Mon, Apr 22, 2019 - Page 16 News List

Chunghwa Telecom chairman to step down today

FINE ACHIEVEMENT:David Cheng took over in 2016, and in January, the company’s multimedia-on-demand business began making a profit for the first time in 14 years

By Lisa Wang  /  Staff reporter

Chunghwa Telecom Co (中華電信) chairman David Cheng (鄭優) is to step down today, despite turning the long-struggling multimedia-on-demand (MOD) business around in just 28 months.

Cheng took the helm in December 2016 when the Ministry of Transportation and Communications (MOTC), the company’s biggest stakeholder with 35.29 percent of its shares, appointed him as the board’s government representative.

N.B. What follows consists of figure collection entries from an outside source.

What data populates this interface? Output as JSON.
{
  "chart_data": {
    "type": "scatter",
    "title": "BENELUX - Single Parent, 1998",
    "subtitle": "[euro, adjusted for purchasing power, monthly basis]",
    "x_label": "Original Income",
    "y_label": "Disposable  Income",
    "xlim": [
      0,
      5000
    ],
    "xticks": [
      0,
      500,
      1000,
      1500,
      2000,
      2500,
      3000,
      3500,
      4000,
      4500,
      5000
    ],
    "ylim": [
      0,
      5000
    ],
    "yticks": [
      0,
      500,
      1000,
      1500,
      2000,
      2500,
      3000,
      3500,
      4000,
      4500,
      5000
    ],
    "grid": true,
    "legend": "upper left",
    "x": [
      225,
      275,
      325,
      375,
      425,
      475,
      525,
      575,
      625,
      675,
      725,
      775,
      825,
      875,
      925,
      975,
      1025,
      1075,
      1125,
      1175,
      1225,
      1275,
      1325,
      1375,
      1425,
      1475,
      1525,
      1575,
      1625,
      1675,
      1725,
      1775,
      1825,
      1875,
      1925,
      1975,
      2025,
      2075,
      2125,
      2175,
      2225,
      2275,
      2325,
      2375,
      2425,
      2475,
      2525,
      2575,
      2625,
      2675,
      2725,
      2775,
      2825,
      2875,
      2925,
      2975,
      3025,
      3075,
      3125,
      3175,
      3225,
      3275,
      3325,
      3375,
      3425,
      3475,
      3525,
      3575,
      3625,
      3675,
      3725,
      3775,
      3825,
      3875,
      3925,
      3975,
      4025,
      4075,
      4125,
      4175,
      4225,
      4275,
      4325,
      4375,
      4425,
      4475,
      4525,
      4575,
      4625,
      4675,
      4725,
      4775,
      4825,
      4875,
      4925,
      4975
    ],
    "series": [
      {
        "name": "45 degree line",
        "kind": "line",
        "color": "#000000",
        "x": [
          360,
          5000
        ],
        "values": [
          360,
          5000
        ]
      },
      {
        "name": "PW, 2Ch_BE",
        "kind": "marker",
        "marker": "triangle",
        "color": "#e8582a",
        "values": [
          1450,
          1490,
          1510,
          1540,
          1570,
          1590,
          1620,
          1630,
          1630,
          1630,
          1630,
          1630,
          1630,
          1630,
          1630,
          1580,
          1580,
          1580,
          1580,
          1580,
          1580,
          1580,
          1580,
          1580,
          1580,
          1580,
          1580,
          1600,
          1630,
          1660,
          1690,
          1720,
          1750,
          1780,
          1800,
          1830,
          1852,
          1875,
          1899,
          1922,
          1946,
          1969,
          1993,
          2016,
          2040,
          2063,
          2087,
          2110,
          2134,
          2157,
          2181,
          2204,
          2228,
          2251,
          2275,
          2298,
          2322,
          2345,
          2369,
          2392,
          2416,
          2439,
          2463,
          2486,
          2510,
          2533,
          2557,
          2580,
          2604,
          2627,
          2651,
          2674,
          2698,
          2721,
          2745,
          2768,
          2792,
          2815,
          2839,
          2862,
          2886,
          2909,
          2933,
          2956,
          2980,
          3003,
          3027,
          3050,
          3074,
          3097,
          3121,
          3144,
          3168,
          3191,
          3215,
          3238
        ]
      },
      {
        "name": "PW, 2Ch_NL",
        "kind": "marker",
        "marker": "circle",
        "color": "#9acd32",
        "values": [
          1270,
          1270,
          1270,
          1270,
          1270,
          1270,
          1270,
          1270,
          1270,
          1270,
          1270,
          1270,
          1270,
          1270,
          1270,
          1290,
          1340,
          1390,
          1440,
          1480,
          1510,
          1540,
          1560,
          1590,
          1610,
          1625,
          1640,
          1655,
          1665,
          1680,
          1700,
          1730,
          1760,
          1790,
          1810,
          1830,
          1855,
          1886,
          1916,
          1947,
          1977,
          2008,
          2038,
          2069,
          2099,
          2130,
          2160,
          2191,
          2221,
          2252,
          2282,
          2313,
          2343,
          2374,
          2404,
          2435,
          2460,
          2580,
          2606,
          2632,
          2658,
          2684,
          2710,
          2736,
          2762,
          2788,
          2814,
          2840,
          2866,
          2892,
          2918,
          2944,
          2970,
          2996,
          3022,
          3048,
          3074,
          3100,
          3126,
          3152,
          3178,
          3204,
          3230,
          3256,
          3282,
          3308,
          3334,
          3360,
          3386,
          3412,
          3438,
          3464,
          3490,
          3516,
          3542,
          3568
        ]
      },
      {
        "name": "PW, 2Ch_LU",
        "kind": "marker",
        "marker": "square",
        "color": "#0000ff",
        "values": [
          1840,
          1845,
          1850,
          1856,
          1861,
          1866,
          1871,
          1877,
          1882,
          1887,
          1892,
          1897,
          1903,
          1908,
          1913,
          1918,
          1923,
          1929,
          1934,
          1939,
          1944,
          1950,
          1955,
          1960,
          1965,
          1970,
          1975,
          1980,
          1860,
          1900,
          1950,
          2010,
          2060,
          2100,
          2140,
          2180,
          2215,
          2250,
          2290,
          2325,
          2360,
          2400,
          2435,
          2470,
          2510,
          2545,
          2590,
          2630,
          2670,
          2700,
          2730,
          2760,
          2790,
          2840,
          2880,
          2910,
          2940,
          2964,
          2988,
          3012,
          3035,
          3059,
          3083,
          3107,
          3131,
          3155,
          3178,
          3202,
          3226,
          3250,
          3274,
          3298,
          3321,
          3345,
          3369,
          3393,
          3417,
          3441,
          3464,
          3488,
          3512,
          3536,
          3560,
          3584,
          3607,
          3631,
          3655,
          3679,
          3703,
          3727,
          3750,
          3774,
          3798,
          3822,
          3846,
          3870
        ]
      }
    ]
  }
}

The ministry discharged Cheng on Friday, the company said in a regulatory filing with the Taiwan Stock Exchange.

The company is to hold a farewell party for Cheng today, two months before his term was to end on June 23.

“We have been working together to help the company regain its glory with 28 months of hard work since my term began on Dec. 15, 2016,” Cheng said in an internal letter to company employees.

His team had achieved two major tasks: “revolutionizing” the MOD business and improving the quality of its 4G network, he said.

Cheng had previously served as president of Taiwan Television Enterprise Ltd (臺視), chairman of Radio Taiwan International (央廣) and editor-in-chief of the Chinese-language Commercial Times.

Under his leadership, Chunghwa’s MOD business began eking out a profit in January, as the number of subscribers spiked to 2 million at the end of last year from 1.3 million a year earlier, passing the break-even threshold.

Major cable TV operators Kbro Co (凱擘) and China Network Systems Co (中嘉網路) had 1.5 million and 1.6 million subscribers respectively at the end of last year.

The MOD business, which provides TV programs mainly produced by other companies over the Internet, has been turning a loss for 14 years, primarily due to regulatory restrictions on online TV channels and because the company could only play a passive role, serving as a platform for the content of other providers.

Cheng helped have those restrictions removed by offering the company’s own video service to improve content.

The National Communications Commission lifted the ban in January.

In 2017, Cheng pushed to have the profit-sharing scheme with channel operators revised and paid providers fees that were based on ratings, rather than a flat rate.

To improve its video content, Chunghwa partnered with Netflix Inc in January, allowing it to add more than 1,700 hours of Netflix films to its MOD platform.

The two firms have also produced films and TV programs together.

Chunghwa president Sheih Chi-mau (謝繼茂) is seen as the most likely successor to Cheng.

If he does take over, Sheih, 65, would have to reconsider his retirement and map out plans to steer the firm into the 5G era and boost its average revenue per user.

To cope with changing market dynamics, Chunghwa has set up a business transformation office and joined other companies to vie for a license to offer Internet-only banking services.